Recently I read about a problem cell phone users were having with charges being added monthly to their cell phone bill that they did not authorize. Many people did not notice the extra charges because they don’t check their cell phone bill. Apparently this problem was now my problem.
One day last week I received a text telling me I was going to be charged monthly for this service that I did not authorize and did not recognize what it even was. It was tricky. The article I read informed people that answering the text with the stop message did not stop this charge from being added to their bill.
I immediately called my cell phone carrier. The conversation that I relayed to you in the first paragraph was the conversation I had with the representative of the cell phone company.
The representative lived in Alabama. The representative was a woman and she was very nice but her sentences were littered with the honeys, sweethearts, darlings, etc. I was not offended, but many people would be.
I laughed about it as I was speaking to her, but by the time I got off the phone it was a little grating to be called an endearment in almost every sentence.
I could tell this woman was not being offensive or condescending. I had the feeling that she was a friendly, exuberant woman who used these endearments on a regular basis no matter who she was talking to. It was a part of her character. So why was I questioning her conversation with me.
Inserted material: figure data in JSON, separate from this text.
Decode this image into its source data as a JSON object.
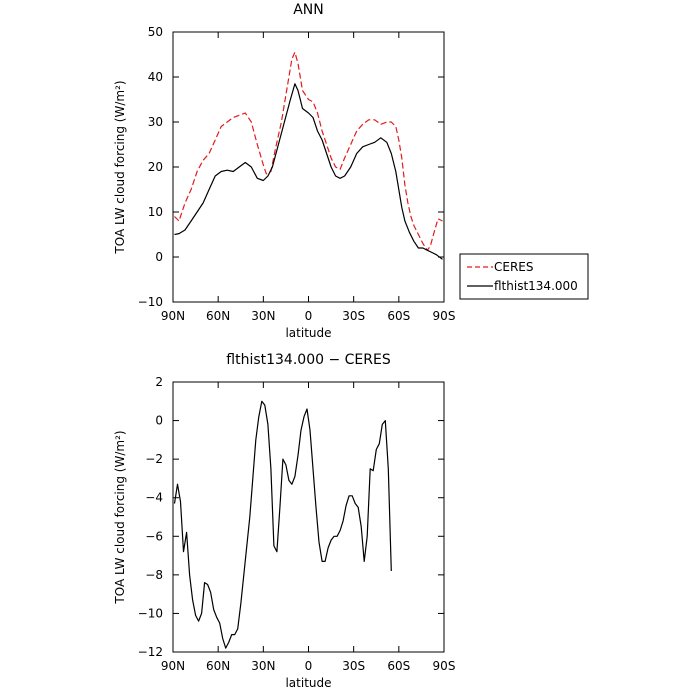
{
  "chart_data": [
    {
      "type": "line",
      "title": "ANN",
      "xlabel": "latitude",
      "ylabel": "TOA LW cloud forcing (W/m²)",
      "xlim": [
        -90,
        90
      ],
      "ylim": [
        -10,
        50
      ],
      "x_ticks": [
        -90,
        -60,
        -30,
        0,
        30,
        60,
        90
      ],
      "x_tick_labels": [
        "90N",
        "60N",
        "30N",
        "0",
        "30S",
        "60S",
        "90S"
      ],
      "y_ticks": [
        -10,
        0,
        10,
        20,
        30,
        40,
        50
      ],
      "y_tick_labels": [
        "−10",
        "0",
        "10",
        "20",
        "30",
        "40",
        "50"
      ],
      "grid": false,
      "legend_position": "right",
      "series": [
        {
          "name": "CERES",
          "color": "#e41a1c",
          "dash": "dashed",
          "points": [
            [
              -89,
              9
            ],
            [
              -86,
              8
            ],
            [
              -82,
              12
            ],
            [
              -78,
              15
            ],
            [
              -74,
              19
            ],
            [
              -70,
              21.5
            ],
            [
              -66,
              23
            ],
            [
              -62,
              26
            ],
            [
              -58,
              29
            ],
            [
              -54,
              30
            ],
            [
              -50,
              31
            ],
            [
              -46,
              31.5
            ],
            [
              -42,
              32
            ],
            [
              -38,
              30
            ],
            [
              -34,
              25
            ],
            [
              -30,
              20.5
            ],
            [
              -28,
              18.5
            ],
            [
              -25,
              19
            ],
            [
              -22,
              24
            ],
            [
              -18,
              30
            ],
            [
              -14,
              38
            ],
            [
              -11,
              44
            ],
            [
              -9,
              45.5
            ],
            [
              -7,
              43
            ],
            [
              -4,
              37
            ],
            [
              0,
              35
            ],
            [
              3,
              34.5
            ],
            [
              6,
              32
            ],
            [
              9,
              28
            ],
            [
              12,
              25
            ],
            [
              15,
              22
            ],
            [
              18,
              20
            ],
            [
              21,
              19.5
            ],
            [
              24,
              22
            ],
            [
              28,
              25
            ],
            [
              32,
              28
            ],
            [
              36,
              29.5
            ],
            [
              40,
              30.5
            ],
            [
              44,
              30.5
            ],
            [
              48,
              29.5
            ],
            [
              52,
              30
            ],
            [
              55,
              30
            ],
            [
              58,
              29
            ],
            [
              60,
              26
            ],
            [
              62,
              22
            ],
            [
              64,
              16
            ],
            [
              66,
              12
            ],
            [
              68,
              9
            ],
            [
              70,
              7
            ],
            [
              73,
              5
            ],
            [
              76,
              3
            ],
            [
              79,
              1.5
            ],
            [
              81,
              2.5
            ],
            [
              83,
              5
            ],
            [
              86,
              8.5
            ],
            [
              89,
              8
            ]
          ]
        },
        {
          "name": "flthist134.000",
          "color": "#000000",
          "dash": "solid",
          "points": [
            [
              -89,
              5
            ],
            [
              -86,
              5.2
            ],
            [
              -82,
              6
            ],
            [
              -78,
              8
            ],
            [
              -74,
              10
            ],
            [
              -70,
              12
            ],
            [
              -66,
              15
            ],
            [
              -62,
              18
            ],
            [
              -58,
              19
            ],
            [
              -54,
              19.3
            ],
            [
              -50,
              19
            ],
            [
              -46,
              20
            ],
            [
              -42,
              21
            ],
            [
              -38,
              20
            ],
            [
              -34,
              17.5
            ],
            [
              -30,
              17
            ],
            [
              -27,
              18
            ],
            [
              -24,
              20
            ],
            [
              -20,
              25
            ],
            [
              -16,
              30
            ],
            [
              -12,
              35
            ],
            [
              -9,
              38.5
            ],
            [
              -7,
              37
            ],
            [
              -4,
              33
            ],
            [
              0,
              32
            ],
            [
              3,
              31
            ],
            [
              6,
              28
            ],
            [
              9,
              26
            ],
            [
              12,
              23
            ],
            [
              15,
              20
            ],
            [
              18,
              18
            ],
            [
              21,
              17.5
            ],
            [
              24,
              18
            ],
            [
              28,
              20
            ],
            [
              32,
              23
            ],
            [
              36,
              24.5
            ],
            [
              40,
              25
            ],
            [
              44,
              25.5
            ],
            [
              48,
              26.5
            ],
            [
              52,
              25.5
            ],
            [
              55,
              23
            ],
            [
              58,
              19
            ],
            [
              60,
              15
            ],
            [
              62,
              11
            ],
            [
              64,
              8
            ],
            [
              67,
              5.5
            ],
            [
              70,
              3.5
            ],
            [
              73,
              2
            ],
            [
              76,
              2
            ],
            [
              79,
              1.5
            ],
            [
              82,
              1
            ],
            [
              85,
              0.5
            ],
            [
              89,
              -0.5
            ]
          ]
        }
      ]
    },
    {
      "type": "line",
      "title": "flthist134.000 − CERES",
      "xlabel": "latitude",
      "ylabel": "TOA LW cloud forcing (W/m²)",
      "xlim": [
        -90,
        90
      ],
      "ylim": [
        -12,
        2
      ],
      "x_ticks": [
        -90,
        -60,
        -30,
        0,
        30,
        60,
        90
      ],
      "x_tick_labels": [
        "90N",
        "60N",
        "30N",
        "0",
        "30S",
        "60S",
        "90S"
      ],
      "y_ticks": [
        -12,
        -10,
        -8,
        -6,
        -4,
        -2,
        0,
        2
      ],
      "y_tick_labels": [
        "−12",
        "−10",
        "−8",
        "−6",
        "−4",
        "−2",
        "0",
        "2"
      ],
      "grid": false,
      "series": [
        {
          "color": "#000000",
          "dash": "solid",
          "points": [
            [
              -89,
              -4.3
            ],
            [
              -87,
              -3.3
            ],
            [
              -85,
              -4.2
            ],
            [
              -83,
              -6.8
            ],
            [
              -81,
              -5.8
            ],
            [
              -79,
              -8
            ],
            [
              -77,
              -9.3
            ],
            [
              -75,
              -10.1
            ],
            [
              -73,
              -10.4
            ],
            [
              -71,
              -10
            ],
            [
              -69,
              -8.4
            ],
            [
              -67,
              -8.5
            ],
            [
              -65,
              -8.9
            ],
            [
              -63,
              -9.8
            ],
            [
              -61,
              -10.2
            ],
            [
              -59,
              -10.5
            ],
            [
              -57,
              -11.3
            ],
            [
              -55,
              -11.8
            ],
            [
              -53,
              -11.5
            ],
            [
              -51,
              -11.1
            ],
            [
              -49,
              -11.1
            ],
            [
              -47,
              -10.8
            ],
            [
              -45,
              -9.5
            ],
            [
              -43,
              -8
            ],
            [
              -41,
              -6.5
            ],
            [
              -39,
              -5
            ],
            [
              -37,
              -3
            ],
            [
              -35,
              -1
            ],
            [
              -33,
              0.2
            ],
            [
              -31,
              1
            ],
            [
              -29,
              0.8
            ],
            [
              -27,
              -0.2
            ],
            [
              -25,
              -2.5
            ],
            [
              -23,
              -6.5
            ],
            [
              -21,
              -6.8
            ],
            [
              -19,
              -4.5
            ],
            [
              -17,
              -2
            ],
            [
              -15,
              -2.3
            ],
            [
              -13,
              -3.1
            ],
            [
              -11,
              -3.3
            ],
            [
              -9,
              -2.9
            ],
            [
              -7,
              -1.8
            ],
            [
              -5,
              -0.5
            ],
            [
              -3,
              0.2
            ],
            [
              -1,
              0.6
            ],
            [
              1,
              -0.5
            ],
            [
              3,
              -2.5
            ],
            [
              5,
              -4.5
            ],
            [
              7,
              -6.3
            ],
            [
              9,
              -7.3
            ],
            [
              11,
              -7.3
            ],
            [
              13,
              -6.6
            ],
            [
              15,
              -6.2
            ],
            [
              17,
              -6
            ],
            [
              19,
              -6
            ],
            [
              21,
              -5.7
            ],
            [
              23,
              -5.2
            ],
            [
              25,
              -4.4
            ],
            [
              27,
              -3.9
            ],
            [
              29,
              -3.9
            ],
            [
              31,
              -4.3
            ],
            [
              33,
              -4.5
            ],
            [
              35,
              -5.5
            ],
            [
              37,
              -7.3
            ],
            [
              39,
              -6
            ],
            [
              41,
              -2.5
            ],
            [
              43,
              -2.6
            ],
            [
              45,
              -1.5
            ],
            [
              47,
              -1.2
            ],
            [
              49,
              -0.2
            ],
            [
              51,
              0
            ],
            [
              53,
              -2.5
            ],
            [
              55,
              -7.8
            ]
          ]
        }
      ]
    }
  ]
}
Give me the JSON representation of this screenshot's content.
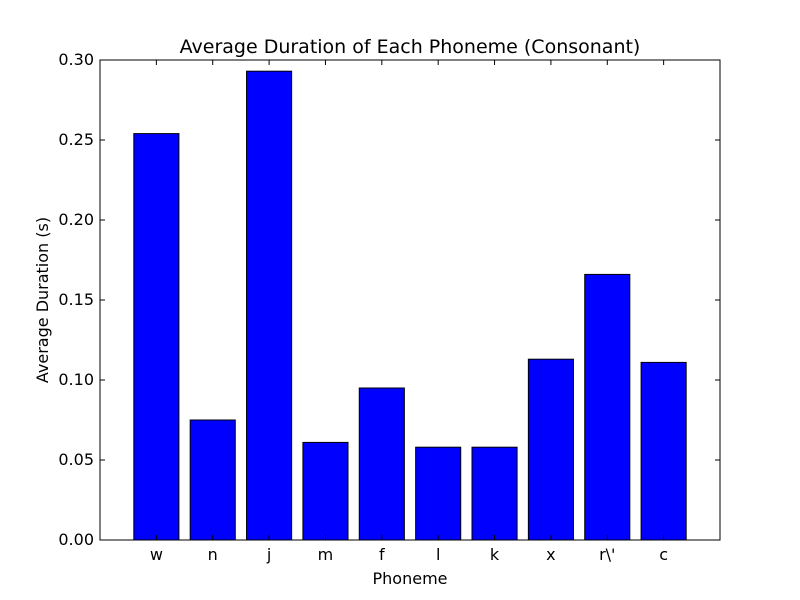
{
  "chart_data": {
    "type": "bar",
    "title": "Average Duration of Each Phoneme (Consonant)",
    "xlabel": "Phoneme",
    "ylabel": "Average Duration (s)",
    "categories": [
      "w",
      "n",
      "j",
      "m",
      "f",
      "l",
      "k",
      "x",
      "r\\'",
      "c"
    ],
    "values": [
      0.254,
      0.075,
      0.293,
      0.061,
      0.095,
      0.058,
      0.058,
      0.113,
      0.166,
      0.111
    ],
    "ylim": [
      0,
      0.3
    ],
    "yticks": [
      "0.00",
      "0.05",
      "0.10",
      "0.15",
      "0.20",
      "0.25",
      "0.30"
    ],
    "bar_color": "#0000ff",
    "edge_color": "#000000",
    "grid": false
  }
}
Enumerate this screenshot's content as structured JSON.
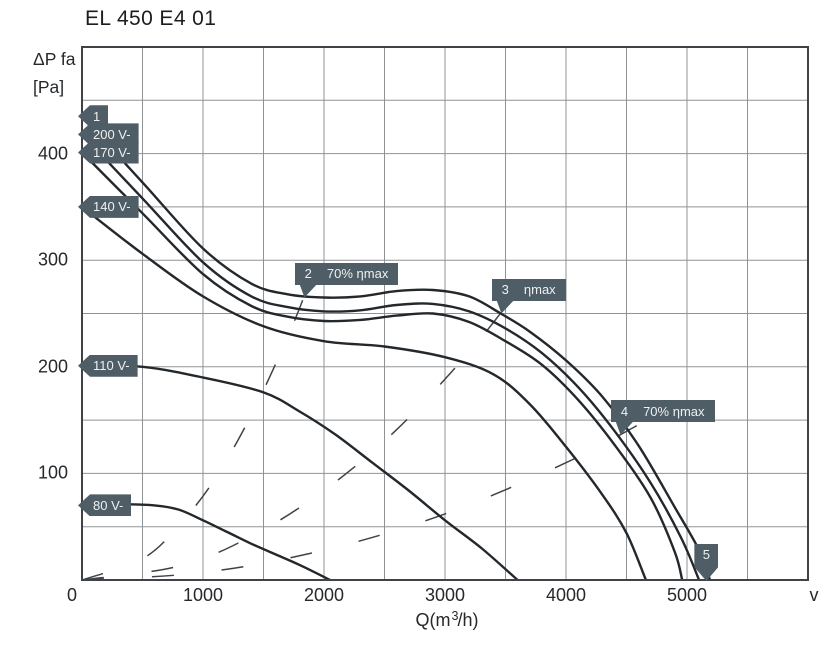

Her terms of “endearment” certainly were better than curse words that could have spouted out of her mouth in which case I definitely would have been offended and irate.
Did I want a more professional generic response such as we usually get from customer service people? You know the type. The customer service rep that reads a response written for them on a corporate page and do not deviate from it no matter if it doesn’t answer your question. That response gets an irate response from me too.
Perhaps the problem I had with this sugary customer service response was that I was not used to sugary. The only people that usually use the terms of endearment that Ms. Customer Service used are those close to me. So should I be offended? I have mixed feelings about that. There are more serious things in this world to be upset about than someone calling me endearing names.
We live in a world where curt is starting to be the norm. I get sugary and I do not know how to react. A few years ago my son brought a friend home with him. His friend was from Florida. This friend’s speech when he talked to me was peppered with “ma’am.” He was being respectful. Again I was uncomfortable because it was not a form of respect that I was used to.
As I remember the ma’am friend’s visit I thought about my sugary customer service conversation. I would have known how better to react had the customer service person been curt, used bad language or been a robot voice. I would react with disgust and anger. I am always prepared for one of those when I have to call about a billing issue with a large company. Apparently I am not used to nice.
Did my billing problem get solved by Ms. Honey, Darling and Sweetie Pie? It absolutely did. Was it a good experience when she inquired about our weather and teased me about living up north? Absolutely. Was I smiling when I got done with the conversation? Absolutely. It was all good and I felt better after I talked to her. It gave me a boost in my day.
Do I feel she should have been more professional? Probably. But had she been more professional I would not have hung up with a smile on my face, a chuckle in my chest or a subject for this column.
Thank you Ms. Sweetie Pie, Honey, Darling. I hope I talk to someone like you again someday.